I knew enough about the show’s premise that I was ready to dive in. I had watched The Carrie Diaries, the prequel to the series, and loved every minute of it. Yes, I enjoyed a teen soap with a young writer protagonist and fun 80’s fashion! I also hate to admit it but I love watching films and TV shows set in New York. Now that I live here I can spot the fantasy of onscreen New York City. I’m like that’s total bullshit, you can’t make it from that part of Brooklyn to midtown in a half hour like that! I do enjoy how filmmakers romanticize the city and try to capture how magical it is — because it is enchanting, even if you have to be a little delusional to see it.  

From April to July, I watched every SATC episode, both movies, and the reboot. The show is riddled with egregious moments, especially when it comes to trans women and Black men, but I couldn’t stop watching. I had embarked on this journey and needed to see it through to the end. 

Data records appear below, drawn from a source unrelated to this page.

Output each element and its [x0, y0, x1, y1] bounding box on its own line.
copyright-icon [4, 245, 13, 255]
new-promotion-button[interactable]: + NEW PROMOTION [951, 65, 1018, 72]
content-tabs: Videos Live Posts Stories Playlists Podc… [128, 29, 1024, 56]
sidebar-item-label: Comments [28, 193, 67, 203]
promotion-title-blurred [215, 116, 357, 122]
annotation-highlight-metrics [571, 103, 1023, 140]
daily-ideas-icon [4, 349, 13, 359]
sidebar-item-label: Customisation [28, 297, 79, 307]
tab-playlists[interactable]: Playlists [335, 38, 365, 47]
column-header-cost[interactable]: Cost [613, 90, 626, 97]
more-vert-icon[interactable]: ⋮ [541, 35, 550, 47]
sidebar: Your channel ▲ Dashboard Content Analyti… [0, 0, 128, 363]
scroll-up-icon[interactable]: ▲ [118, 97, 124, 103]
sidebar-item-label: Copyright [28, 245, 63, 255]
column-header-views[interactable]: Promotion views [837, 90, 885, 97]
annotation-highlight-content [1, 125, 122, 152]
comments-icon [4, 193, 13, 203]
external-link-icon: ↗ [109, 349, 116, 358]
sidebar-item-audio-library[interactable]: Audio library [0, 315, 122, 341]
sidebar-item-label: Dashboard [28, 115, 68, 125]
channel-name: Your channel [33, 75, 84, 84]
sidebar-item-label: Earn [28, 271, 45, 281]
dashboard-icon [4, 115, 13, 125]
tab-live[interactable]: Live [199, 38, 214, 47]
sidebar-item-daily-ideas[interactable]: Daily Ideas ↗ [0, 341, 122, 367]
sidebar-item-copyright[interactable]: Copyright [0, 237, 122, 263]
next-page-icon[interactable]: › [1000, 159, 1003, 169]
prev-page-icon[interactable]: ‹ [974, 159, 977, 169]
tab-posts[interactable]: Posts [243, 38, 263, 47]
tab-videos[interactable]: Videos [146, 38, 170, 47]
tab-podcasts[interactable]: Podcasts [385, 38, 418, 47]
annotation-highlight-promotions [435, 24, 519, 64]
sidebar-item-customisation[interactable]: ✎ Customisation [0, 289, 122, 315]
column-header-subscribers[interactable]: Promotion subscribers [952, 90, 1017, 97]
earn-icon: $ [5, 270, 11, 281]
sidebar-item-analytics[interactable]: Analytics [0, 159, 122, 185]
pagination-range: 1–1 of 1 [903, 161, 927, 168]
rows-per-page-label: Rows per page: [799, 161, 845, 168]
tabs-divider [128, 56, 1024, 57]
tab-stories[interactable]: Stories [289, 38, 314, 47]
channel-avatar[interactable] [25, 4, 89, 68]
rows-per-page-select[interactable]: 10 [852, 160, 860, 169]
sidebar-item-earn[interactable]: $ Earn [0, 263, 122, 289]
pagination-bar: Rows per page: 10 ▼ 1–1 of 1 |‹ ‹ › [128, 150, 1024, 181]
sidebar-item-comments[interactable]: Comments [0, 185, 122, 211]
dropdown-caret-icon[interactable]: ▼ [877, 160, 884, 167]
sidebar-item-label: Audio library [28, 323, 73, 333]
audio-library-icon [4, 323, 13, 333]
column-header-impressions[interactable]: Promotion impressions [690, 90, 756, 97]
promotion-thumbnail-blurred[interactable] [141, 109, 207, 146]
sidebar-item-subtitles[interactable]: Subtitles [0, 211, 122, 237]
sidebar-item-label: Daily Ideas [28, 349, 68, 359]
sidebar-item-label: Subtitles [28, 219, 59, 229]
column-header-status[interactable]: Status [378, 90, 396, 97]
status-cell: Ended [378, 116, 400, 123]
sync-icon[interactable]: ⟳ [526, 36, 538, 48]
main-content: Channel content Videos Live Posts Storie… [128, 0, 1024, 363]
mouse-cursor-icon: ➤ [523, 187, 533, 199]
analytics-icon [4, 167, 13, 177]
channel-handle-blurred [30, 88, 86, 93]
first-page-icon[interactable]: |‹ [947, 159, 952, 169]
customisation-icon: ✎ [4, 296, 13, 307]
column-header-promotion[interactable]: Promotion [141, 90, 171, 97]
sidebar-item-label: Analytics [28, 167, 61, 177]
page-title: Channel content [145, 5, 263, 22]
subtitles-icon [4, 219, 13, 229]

So there I was, a 30-something queer, Mexican woman writer living in Brooklyn in 2024 watching a show about a 30-something straight, white woman writer living in Manhattan in 1998 and I couldn’t help but wonder…how could I level up my friendships to match the devotion of Carrie’s crew? It’s a question I thought about as the show progressed.

Carrie, Samantha, Miranda, Charlotte are more than just girlfriends, as the straights would say. They’re chosen family. Even if the lives of these fictional women are wildly different from mine, I recognize the importance of their connections to each other. I see it over and over again in queer communities and here it was modeled by Manhattan’s elite.